Canada must drop Davos theatre. Confronted with Trump’s Greenland gambit, a 100 per cent tariff threat, and a new National Security Strategy that weaponises trade, Ottawa cannot afford one more round of slogan‑heavy multilateralism and moral posturing. The age of performative politics and virtue signalling is over; this is the era of the Trump doctrine.
Carney, more than most, should recognise the shift. As Trudeau’s economic adviser, he was present at the creation of a model that traded hard leverage for international applause while Canadians faced stagnating productivity, unaffordable housing, and eroding clout in Washington. His Davos talk of “rupture” and middle‑power coalitions risks sounding like a refined version of that same globalist script.
While his speech aroused nationalism in many parts of Canada, it did the country a disservice by implying that Ottawa enjoys far more power and room for manoeuvre than it actually does in a harsher Realpolitik world. Canada is not Athens; it is, uncomfortably, closer to Melos.
He now needs to be honest with Canadians: the relationship with the United States is priority number one. Carney must come clean, drop the happy talk, and start implementing a serious strategy of economic sovereignty with the US as its main driver.
If he wants to lead Canada through this storm, he cannot have it both ways.

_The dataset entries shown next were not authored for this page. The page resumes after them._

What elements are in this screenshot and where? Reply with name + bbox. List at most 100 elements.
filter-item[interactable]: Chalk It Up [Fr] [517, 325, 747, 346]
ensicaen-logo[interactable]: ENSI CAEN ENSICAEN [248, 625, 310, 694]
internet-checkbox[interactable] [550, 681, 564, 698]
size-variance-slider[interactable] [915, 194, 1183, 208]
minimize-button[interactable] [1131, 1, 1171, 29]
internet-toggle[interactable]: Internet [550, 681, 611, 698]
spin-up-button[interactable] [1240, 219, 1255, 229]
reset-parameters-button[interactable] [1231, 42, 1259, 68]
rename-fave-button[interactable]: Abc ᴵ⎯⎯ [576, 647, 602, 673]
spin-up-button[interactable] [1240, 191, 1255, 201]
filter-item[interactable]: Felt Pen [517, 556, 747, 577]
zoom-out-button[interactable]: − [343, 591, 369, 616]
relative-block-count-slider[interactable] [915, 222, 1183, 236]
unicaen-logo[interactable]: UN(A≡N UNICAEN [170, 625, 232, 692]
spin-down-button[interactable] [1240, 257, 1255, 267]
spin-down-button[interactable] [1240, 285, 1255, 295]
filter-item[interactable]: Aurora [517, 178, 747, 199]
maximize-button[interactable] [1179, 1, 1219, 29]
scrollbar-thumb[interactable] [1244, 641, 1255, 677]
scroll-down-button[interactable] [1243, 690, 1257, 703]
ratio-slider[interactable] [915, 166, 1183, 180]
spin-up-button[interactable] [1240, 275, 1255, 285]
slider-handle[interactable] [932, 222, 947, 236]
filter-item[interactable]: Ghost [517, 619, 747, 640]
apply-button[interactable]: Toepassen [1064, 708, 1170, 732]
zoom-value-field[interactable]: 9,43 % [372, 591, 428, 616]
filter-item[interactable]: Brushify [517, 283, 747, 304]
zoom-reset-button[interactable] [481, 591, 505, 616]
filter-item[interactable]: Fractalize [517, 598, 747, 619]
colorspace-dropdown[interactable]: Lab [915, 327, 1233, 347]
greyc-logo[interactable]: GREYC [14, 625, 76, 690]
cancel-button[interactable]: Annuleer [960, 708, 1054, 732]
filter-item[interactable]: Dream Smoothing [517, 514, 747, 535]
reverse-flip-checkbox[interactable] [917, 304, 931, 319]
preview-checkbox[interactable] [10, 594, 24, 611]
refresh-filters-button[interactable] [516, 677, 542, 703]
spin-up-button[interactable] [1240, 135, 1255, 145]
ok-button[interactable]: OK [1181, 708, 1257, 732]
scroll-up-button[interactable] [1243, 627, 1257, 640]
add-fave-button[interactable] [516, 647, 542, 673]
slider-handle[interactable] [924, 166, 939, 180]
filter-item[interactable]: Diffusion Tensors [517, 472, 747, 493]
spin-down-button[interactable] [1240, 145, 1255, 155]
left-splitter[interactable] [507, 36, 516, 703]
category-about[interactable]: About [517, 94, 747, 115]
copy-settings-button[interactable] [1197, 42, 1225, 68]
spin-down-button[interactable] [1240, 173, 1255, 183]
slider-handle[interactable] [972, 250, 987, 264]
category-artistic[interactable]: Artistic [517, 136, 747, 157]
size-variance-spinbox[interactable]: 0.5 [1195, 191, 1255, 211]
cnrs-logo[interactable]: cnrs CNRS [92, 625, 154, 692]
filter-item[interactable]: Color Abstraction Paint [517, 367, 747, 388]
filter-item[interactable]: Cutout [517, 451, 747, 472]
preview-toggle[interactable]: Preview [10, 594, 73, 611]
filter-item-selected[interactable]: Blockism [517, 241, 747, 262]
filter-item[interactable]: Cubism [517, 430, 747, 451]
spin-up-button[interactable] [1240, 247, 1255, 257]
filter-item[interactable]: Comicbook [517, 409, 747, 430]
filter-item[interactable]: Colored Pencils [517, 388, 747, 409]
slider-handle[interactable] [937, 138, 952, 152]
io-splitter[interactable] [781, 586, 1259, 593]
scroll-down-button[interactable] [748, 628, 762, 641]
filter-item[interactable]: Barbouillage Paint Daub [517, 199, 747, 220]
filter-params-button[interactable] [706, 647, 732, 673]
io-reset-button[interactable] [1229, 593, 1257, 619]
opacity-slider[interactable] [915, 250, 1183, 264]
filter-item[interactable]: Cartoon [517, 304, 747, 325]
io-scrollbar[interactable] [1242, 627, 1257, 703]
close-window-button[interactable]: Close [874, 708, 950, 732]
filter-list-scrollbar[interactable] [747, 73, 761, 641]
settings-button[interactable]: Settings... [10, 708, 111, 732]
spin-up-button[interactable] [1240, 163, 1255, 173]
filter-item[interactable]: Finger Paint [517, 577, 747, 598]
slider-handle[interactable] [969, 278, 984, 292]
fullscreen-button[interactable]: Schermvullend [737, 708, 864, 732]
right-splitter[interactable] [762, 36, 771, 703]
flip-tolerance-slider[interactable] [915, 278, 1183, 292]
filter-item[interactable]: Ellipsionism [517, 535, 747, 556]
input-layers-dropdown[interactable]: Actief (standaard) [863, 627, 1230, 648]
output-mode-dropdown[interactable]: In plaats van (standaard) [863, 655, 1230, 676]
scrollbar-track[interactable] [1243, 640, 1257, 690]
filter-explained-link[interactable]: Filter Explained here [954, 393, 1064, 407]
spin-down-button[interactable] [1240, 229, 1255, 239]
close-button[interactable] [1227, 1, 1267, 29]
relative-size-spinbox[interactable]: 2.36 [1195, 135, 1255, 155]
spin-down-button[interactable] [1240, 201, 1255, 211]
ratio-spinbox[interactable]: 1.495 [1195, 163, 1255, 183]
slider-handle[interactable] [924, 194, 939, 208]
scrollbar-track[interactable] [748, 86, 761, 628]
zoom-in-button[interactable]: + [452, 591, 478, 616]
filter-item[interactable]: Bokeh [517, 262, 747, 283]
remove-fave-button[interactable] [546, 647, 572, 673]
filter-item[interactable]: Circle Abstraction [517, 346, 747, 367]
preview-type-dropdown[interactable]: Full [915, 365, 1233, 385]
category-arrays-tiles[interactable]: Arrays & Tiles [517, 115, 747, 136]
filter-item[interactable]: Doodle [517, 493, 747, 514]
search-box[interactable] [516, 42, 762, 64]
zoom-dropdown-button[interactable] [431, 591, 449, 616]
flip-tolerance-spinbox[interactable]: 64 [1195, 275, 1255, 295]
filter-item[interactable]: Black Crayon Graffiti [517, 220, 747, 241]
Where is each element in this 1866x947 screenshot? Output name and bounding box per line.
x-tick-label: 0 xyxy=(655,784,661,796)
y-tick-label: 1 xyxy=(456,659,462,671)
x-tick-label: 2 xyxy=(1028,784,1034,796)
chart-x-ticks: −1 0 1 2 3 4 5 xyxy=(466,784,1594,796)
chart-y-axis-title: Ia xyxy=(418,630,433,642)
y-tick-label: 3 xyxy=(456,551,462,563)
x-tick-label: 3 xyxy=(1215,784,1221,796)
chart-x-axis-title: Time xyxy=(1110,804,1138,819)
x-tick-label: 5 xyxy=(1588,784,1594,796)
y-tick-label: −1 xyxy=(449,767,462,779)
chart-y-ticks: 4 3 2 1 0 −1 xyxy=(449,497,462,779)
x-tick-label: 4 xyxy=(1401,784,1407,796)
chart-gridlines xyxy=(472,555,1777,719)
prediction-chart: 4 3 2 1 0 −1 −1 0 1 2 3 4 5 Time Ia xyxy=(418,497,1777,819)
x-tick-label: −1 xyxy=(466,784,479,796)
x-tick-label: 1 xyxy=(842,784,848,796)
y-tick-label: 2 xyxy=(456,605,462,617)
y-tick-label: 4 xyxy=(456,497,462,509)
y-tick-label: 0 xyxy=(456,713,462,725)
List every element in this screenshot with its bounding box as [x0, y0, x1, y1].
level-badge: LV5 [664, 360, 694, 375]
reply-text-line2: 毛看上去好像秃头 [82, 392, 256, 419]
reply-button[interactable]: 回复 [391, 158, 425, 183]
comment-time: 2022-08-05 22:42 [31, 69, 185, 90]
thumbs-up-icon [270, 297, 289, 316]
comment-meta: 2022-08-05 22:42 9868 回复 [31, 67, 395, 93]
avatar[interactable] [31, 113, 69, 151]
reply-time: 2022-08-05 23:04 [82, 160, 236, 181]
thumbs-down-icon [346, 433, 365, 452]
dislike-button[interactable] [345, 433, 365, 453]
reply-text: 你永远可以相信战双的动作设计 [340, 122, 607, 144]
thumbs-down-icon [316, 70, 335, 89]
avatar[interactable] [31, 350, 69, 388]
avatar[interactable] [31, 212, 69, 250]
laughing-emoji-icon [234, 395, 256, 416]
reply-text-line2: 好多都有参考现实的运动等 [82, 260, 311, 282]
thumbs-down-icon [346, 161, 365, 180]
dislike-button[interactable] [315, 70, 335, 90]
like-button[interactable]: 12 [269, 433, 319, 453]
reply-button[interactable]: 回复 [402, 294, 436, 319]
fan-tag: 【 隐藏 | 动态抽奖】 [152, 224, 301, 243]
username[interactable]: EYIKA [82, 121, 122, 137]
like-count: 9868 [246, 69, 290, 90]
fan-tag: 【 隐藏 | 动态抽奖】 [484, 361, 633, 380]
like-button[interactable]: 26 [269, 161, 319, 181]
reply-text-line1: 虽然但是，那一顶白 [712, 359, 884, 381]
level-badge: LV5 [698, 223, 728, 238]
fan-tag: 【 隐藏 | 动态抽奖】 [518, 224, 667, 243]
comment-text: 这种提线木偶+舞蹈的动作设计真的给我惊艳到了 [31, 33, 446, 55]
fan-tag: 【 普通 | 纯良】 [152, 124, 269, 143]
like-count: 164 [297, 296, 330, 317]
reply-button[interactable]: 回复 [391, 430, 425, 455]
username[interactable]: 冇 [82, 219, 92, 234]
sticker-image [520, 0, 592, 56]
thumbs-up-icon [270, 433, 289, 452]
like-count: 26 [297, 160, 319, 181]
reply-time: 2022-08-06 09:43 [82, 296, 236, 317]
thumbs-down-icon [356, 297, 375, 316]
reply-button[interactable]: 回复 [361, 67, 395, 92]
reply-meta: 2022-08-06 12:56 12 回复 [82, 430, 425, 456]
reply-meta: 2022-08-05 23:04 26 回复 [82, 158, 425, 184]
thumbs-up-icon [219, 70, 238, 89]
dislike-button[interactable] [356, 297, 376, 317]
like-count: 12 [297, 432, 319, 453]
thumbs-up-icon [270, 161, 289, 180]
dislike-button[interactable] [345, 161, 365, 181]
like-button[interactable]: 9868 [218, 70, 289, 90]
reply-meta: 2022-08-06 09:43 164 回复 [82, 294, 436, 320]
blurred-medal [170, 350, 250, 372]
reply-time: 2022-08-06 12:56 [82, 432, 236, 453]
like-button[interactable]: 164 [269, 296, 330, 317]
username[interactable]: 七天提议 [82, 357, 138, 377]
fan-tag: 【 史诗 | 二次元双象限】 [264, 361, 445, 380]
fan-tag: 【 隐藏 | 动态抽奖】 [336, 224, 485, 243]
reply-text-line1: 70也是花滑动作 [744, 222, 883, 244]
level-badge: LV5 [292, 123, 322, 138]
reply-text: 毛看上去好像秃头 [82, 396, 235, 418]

He must move from panels to power politics: build a tough, explicitly transactional relationship with Washington; ensure any deal with China clearly satisfies Trump’s stated national security concerns; and accept that on defence and intelligence Canada is a junior partner that must bargain accordingly.
At home, he needs to stop hiding behind an overgrown bureaucracy, abandon the illusion that climate policy can double as industrial strategy, and confront the depth of alienation in Alberta, which increasingly sees Confederation as a mechanism for enriching eastern elites while treating the West as a carbon colony.
The choice is stark. Either Carney abandons his globalist reflexes and defends Canadian sovereignty with hard instruments of statecraft, or he becomes Trudeau with better lines – a Melian orator in an Athenian world that has run out of patience for beautiful speeches from the weak.